看着她那紧张的神情,我没有由来的想笑。胸腔内的一股闷气,消散不少。
“她帮助我将清纯和黎凌送出国外,我则在一个月内,听从她的指令去赛车。”也就是说,在那一个月内,我将受制于人,她要我赢我就要赢,要我输我就要输。
周阳微微皱起了双眉,却没说什么。
这是一场你情我愿的交易,买卖公平,童叟无欺。
“想不到欧阳希云这般贪心,连地下赌博都掺上一腿。”周阳感慨地叹了口气。
权利和财富从来都是越丰厚越好的,谁会嫌多?
“就是因为欧阳希云是这样的人,所以你信不过她?”周阳自作聪明地推理起来。
我冷笑了一声。
这样的人。
“活在这个世界上,不为名,不求利的人究竟有多少,周阳你可以告诉我吗?”
她默默地看着我,不答话。
风吹了些细碎的雨丝过来,湿湿的打在脸上,一阵清凉。
“我没有不相信谁,我只是不敢轻敌。”我低下头,看外面泥地里积成的水洼,上面晕开一圈圈的涟漪。
她还是没有出声,目光落到远处,看那些水气氤氲的山脉,模糊地迤逦天际。
“‘邪狼’在道上如何有名想必你比我还清楚,他们要起我的底,真是易如反掌。所以要知道欧阳希云和夏月朗是旧交一点都不难。”
两年前,是希云带着我去观看非法赛车的,并且在比赛结束后故意挑衅夺冠的赛车手,成功地让我和那冠军赛了一场。虽然结果是我输了,但造成的轰动却足以让在场的人记住了我。
这是我抹杀不掉的历史,云然势必知道的资料。
所以我不能孤注一掷地把希望全押到欧阳希云身上。
“那么说来,我也可以理解为月朗你相信我?”周阳转过脸来,看不出任何表情的面对着我。
相信……?我笑。周阳,你不是曾经说过,我夏月朗是不相信人的吗?
“反正这个计划无论成功失败,于你都没有利害关系,权当卖我一个人情罢了。”我知道自己的这句说话有多尖刻,刺入人心会伤得对方多重,但我还是说了。
莫清纯说我是个善良的女孩时,我很想笑。
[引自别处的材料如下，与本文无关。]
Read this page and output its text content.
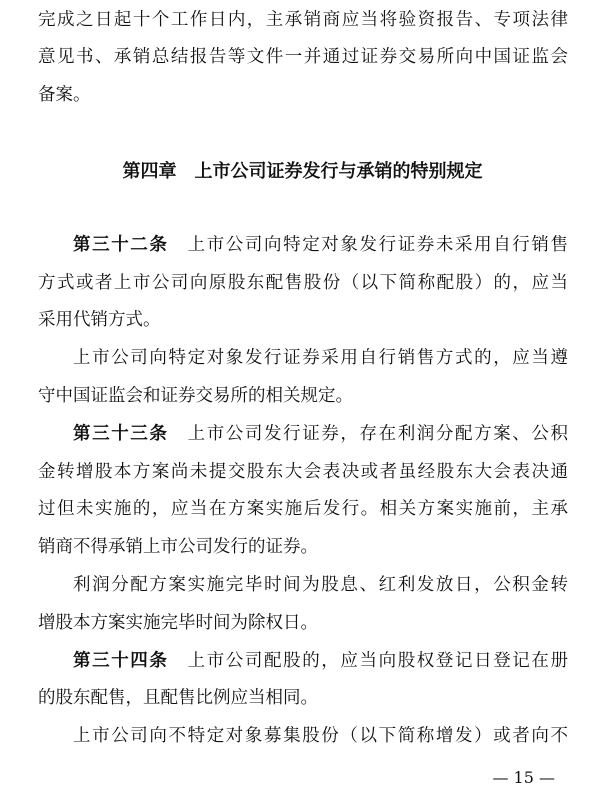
完成之日起十个工作日内，主承销商应当将验资报告、专项法律
意见书、承销总结报告等文件一并通过证券交易所向中国证监会
备案。
第四章　上市公司证券发行与承销的特别规定
第三十二条　 上市公司向特定对象发行证券未采用自行销售
方式或者上市公司向原股东配售股份（以下简称配股）的，应当
采用代销方式。
上市公司向特定对象发行证券采用自行销售方式的，应当遵
守中国证监会和证券交易所的相关规定。
第三十三条　 上市公司发行证券，存在利润分配方案、公积
金转增股本方案尚未提交股东大会表决或者虽经股东大会表决通
过但未实施的，应当在方案实施后发行。相关方案实施前，主承
销商不得承销上市公司发行的证券。
利润分配方案实施完毕时间为股息、红利发放日，公积金转
增股本方案实施完毕时间为除权日。
第三十四条　 上市公司配股的，应当向股权登记日登记在册
的股东配售，且配售比例应当相同。
上市公司向不特定对象募集股份（以下简称增发）或者向不
— 15 —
在很久之前,我便分不清善恶的界限了,或许良心犹在,但决不轻易慈悲。
我做很多事情,都是源于自身的喜好。救人,不为造七级浮屠,而是不能看着一段可以永远的爱情在眼前被生生掐断。
我以为她会愤怒,至少摆出个难看的脸色来,但她的表情却依旧冷冷清清。
“无论如何,月朗吩咐的事情,我都会竭尽全力的去办。”
“……周阳,我开始怀疑,你是否想拜入我的门下,从此对我俯首称臣,言听计从?”
她大笑了起来,脸上一片暖色。
“月朗,你的个性和你的长相真的一点都不搭调,云然之所以输得如此彻底,就是因为低估了你。”
胜负输赢有时候真的很看运气,从希云家出发去机场时,我让周阳开着希云常用的车子将莫清纯和黎凌载走,自己和希云及她真正的弟弟坐到第二辆车上。其实如果云然的思虑再缜密一点,两辆车都跟踪的话,我的计划就不可能那么容易成功。
这里的机场不只一处,而夏月朗可以求助的人也不止一个。
“怎么说我也曾经是个表里如一的人呢。”那个乖巧安静的小女孩,曾经真实地生活在这个世界中。只是,现在已经无处可寻了。
周阳没有细究我的话语,侧着头想自己的东西。
“像欧阳希云那样智慧与财富并重的美女,她的男朋友绝对想不到她竟会与黑道有所牵连吧?”